Whatever comes out of Paris is being denied in the West Bank...

...this BBC article gives a pretty good unbiased picture.

Looks like we'll know more around 15:00 GMT today, as a press conference is scheduled.

Ad


----------



## Legacy 32701 (Nov 4, 2004)

adaytay said:
			
		

> Whatever comes out of Paris is being denied in the West Bank...



Seems like a reasonable approach (at least it's not a new one).


----------



## Cbrine (Nov 4, 2004)

My questions is what exactly would the status of your health need to be, to be improved by being in a coma?

On a more sober note, any thoughts on the turmoil that Arafat's death would have on West Bank and extermist groups?  I don't think it's going to be better place anytime soon.  Hard to believe that Arafat's a stabilizing influence for the West Bank.


----------



## The Tamer (Nov 4, 2004)

Perhaps, if the reporter is not a fan of Yasser, a slip into a coma _is_ an improvement!


----------



## just_jon (Nov 4, 2004)

I *still* think Arafat and Ringo Starr are the same person. You've never seen them in the same room together, have you?


----------



## Cbrine (Nov 5, 2004)




----------



## Smitty (Nov 6, 2004)

> Hard to believe that Arafat's a stabilizing influence for the West Bank.


Hmmmm....I should know better than to stick my head into this one, but what's better than a dead terrorist?  A dead terrorist in France...

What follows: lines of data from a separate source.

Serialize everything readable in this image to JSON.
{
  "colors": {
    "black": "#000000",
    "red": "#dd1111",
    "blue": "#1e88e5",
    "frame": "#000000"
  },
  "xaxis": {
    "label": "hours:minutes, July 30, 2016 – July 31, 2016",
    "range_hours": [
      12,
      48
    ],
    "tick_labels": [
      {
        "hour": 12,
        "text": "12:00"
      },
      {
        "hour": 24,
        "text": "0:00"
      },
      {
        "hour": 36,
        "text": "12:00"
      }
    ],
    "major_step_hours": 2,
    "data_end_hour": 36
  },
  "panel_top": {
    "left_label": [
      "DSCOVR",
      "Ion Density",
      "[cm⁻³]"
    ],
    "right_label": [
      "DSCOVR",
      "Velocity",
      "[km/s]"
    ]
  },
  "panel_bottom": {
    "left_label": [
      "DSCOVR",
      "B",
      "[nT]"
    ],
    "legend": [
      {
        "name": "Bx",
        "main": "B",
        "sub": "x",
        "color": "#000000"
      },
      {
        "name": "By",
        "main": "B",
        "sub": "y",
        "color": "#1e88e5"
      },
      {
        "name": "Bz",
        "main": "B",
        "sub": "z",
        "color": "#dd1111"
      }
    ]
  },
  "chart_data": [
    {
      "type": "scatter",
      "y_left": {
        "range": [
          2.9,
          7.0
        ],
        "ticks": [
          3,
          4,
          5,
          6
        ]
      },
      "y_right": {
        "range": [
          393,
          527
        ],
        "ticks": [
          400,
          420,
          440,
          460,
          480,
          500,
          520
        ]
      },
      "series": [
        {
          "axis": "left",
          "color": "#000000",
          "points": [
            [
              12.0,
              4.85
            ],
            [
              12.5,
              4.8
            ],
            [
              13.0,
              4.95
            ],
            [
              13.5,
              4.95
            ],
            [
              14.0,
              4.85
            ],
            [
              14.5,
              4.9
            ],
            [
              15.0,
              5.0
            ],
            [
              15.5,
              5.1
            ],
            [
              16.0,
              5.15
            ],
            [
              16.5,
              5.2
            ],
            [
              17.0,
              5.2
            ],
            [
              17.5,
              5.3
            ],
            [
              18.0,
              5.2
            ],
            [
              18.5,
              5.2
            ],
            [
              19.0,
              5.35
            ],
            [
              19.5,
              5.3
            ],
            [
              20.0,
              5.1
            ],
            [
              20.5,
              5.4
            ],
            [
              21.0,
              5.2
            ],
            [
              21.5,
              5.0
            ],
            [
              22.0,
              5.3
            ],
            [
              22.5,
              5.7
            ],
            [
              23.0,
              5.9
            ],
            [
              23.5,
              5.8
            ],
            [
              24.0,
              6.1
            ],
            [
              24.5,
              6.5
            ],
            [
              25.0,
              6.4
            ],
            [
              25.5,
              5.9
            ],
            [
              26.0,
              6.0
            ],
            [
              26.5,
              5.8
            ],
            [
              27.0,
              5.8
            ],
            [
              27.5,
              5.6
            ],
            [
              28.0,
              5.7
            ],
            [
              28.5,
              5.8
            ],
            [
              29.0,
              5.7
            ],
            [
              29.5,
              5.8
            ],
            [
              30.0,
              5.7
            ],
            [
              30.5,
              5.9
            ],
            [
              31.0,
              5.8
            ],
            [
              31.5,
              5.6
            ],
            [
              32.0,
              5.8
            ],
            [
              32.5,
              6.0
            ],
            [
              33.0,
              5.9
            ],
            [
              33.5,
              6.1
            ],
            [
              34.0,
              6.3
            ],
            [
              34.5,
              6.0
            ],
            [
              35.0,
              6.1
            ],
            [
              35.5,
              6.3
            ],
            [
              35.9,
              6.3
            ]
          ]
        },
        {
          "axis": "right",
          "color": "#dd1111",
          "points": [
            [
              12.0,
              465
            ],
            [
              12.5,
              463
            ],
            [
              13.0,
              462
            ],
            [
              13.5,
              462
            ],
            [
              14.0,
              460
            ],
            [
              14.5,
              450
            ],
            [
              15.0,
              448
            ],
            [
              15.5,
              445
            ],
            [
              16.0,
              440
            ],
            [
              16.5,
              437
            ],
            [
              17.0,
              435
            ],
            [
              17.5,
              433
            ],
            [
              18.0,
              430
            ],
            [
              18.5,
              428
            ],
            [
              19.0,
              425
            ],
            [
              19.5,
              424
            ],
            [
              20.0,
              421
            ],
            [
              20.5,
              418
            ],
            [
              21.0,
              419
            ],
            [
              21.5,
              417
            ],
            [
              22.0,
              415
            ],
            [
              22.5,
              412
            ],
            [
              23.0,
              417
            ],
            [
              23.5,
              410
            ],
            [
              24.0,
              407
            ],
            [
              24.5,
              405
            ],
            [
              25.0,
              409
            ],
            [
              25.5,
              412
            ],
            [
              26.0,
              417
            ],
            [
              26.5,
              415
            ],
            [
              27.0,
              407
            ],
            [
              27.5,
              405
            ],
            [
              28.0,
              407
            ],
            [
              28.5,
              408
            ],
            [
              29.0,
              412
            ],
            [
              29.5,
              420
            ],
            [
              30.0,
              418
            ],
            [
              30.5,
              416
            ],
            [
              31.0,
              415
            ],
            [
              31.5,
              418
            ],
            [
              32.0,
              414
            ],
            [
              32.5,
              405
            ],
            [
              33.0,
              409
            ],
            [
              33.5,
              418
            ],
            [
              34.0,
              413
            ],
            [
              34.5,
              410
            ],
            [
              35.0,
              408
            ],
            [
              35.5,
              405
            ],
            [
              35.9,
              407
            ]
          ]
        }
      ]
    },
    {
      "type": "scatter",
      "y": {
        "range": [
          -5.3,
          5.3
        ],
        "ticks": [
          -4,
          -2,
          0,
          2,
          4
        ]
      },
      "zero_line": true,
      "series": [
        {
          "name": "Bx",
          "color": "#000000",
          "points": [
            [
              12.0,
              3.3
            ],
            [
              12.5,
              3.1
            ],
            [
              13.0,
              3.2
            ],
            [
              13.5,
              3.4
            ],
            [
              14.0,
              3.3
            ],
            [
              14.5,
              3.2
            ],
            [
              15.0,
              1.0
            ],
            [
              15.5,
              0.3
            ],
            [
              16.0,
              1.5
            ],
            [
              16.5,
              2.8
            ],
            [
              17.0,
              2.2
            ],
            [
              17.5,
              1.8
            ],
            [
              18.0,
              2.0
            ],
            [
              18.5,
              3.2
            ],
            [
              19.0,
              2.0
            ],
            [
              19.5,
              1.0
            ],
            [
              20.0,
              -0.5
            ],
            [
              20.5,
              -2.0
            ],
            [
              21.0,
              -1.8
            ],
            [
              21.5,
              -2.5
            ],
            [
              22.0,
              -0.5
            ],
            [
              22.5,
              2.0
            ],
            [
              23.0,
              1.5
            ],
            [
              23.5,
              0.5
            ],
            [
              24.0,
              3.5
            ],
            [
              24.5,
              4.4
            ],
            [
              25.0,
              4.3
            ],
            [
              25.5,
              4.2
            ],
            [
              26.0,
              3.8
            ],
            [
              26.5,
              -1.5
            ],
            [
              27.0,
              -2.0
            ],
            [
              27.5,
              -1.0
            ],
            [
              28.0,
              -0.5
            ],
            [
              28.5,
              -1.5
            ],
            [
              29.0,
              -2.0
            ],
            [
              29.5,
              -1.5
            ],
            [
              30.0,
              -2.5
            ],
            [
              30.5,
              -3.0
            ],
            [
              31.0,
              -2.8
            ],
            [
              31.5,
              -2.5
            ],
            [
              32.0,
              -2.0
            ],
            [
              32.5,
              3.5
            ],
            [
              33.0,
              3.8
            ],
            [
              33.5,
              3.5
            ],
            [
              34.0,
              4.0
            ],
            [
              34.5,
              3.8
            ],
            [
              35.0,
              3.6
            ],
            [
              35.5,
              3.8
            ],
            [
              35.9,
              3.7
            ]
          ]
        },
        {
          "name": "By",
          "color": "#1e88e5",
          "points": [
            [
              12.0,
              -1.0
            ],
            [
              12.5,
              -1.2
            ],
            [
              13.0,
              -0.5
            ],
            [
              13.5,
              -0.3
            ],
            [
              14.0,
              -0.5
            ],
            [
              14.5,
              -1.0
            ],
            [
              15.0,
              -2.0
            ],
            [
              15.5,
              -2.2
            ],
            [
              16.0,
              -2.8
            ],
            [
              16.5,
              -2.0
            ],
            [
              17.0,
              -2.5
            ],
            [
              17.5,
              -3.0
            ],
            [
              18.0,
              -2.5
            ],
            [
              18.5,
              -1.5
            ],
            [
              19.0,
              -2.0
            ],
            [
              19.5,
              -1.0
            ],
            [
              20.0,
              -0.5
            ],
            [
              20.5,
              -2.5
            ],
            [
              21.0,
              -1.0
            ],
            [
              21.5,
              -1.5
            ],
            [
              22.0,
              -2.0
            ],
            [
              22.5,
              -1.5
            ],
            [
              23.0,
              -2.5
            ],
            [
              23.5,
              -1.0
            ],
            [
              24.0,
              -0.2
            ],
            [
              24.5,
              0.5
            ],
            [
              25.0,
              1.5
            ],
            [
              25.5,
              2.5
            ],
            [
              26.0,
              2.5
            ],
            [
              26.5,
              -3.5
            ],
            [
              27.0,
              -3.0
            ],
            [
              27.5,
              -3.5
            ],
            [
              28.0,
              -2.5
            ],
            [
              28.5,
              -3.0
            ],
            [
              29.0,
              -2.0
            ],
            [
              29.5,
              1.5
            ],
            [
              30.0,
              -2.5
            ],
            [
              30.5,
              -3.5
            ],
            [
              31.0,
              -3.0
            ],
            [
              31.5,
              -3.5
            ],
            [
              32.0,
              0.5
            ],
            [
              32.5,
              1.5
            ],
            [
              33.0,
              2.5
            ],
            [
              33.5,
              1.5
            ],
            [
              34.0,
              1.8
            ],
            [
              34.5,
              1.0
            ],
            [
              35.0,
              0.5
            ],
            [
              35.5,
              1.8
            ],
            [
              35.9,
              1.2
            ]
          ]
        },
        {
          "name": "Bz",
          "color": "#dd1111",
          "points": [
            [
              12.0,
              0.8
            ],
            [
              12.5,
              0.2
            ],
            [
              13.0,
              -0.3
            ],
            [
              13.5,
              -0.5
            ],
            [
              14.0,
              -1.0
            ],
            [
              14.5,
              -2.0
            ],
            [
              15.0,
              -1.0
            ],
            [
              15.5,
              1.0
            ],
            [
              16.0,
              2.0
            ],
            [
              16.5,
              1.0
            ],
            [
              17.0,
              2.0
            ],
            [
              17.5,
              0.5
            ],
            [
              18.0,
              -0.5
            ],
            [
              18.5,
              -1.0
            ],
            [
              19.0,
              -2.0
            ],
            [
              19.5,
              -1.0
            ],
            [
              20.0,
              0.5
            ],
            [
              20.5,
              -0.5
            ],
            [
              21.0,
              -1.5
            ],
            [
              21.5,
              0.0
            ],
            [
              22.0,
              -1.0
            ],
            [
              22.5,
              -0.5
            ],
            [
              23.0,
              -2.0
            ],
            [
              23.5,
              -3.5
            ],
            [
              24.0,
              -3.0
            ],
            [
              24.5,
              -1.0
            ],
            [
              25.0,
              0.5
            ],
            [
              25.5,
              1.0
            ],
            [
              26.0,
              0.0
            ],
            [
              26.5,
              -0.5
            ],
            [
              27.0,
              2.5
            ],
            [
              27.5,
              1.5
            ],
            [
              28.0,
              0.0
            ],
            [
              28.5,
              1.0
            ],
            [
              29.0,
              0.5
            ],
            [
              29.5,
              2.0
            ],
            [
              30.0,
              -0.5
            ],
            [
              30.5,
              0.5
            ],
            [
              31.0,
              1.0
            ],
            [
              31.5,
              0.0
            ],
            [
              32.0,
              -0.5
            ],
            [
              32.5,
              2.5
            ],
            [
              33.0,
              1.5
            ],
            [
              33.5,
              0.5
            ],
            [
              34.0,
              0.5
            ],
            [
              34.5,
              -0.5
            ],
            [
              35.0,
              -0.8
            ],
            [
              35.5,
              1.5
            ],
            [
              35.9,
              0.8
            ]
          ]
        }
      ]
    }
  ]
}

Let's hope that calm minds and emotions will prevail.

Take care y'all

Smitty


----------



## Legacy 32701 (Nov 7, 2004)

Terrorist? Do you mean like Menachem Begin before Israel existed?


----------



## Cbrine (Nov 8, 2004)

pennysaver said:
			
		

> > Hard to believe that Arafat's a stabilizing influence for the West Bank.
> 
> 
> Hmmmm....I should know better than to stick my head into this one, but what's better than a dead terrorist?  A dead terrorist in France...
> ...



Don't get me wrong Smitty, I agree with you.  I believe he's one of the largest terrorists alive.  I just think that the Hamas is going to go wild, with no one holding the leash.


----------



## Smitty (Nov 10, 2004)

> Don't get me wrong Smitty, I agree with you. I believe he's one of the largest terrorists alive. I just think that the Hamas is going to go wild, with no one holding the leash.


I guess we'll see what happens in the next few days...

Smitty


----------



## adaytay (Nov 11, 2004)

Well, the inevitable has happened, he passed away during the early hours of 11th Nov.

Lets hope that his dream is realised - and that a compromise can be reached in his honour.

Ad


----------



## -sam (Nov 11, 2004)

Cbrine said:
			
		

> Don't get me wrong Smitty, I agree with you.  I believe he's one of the largest terrorists alive.  I just think that the Hamas is going to go wild, with no one holding the leash.



When did Arafat ever "hold the leash" of Hamas?

-sam


----------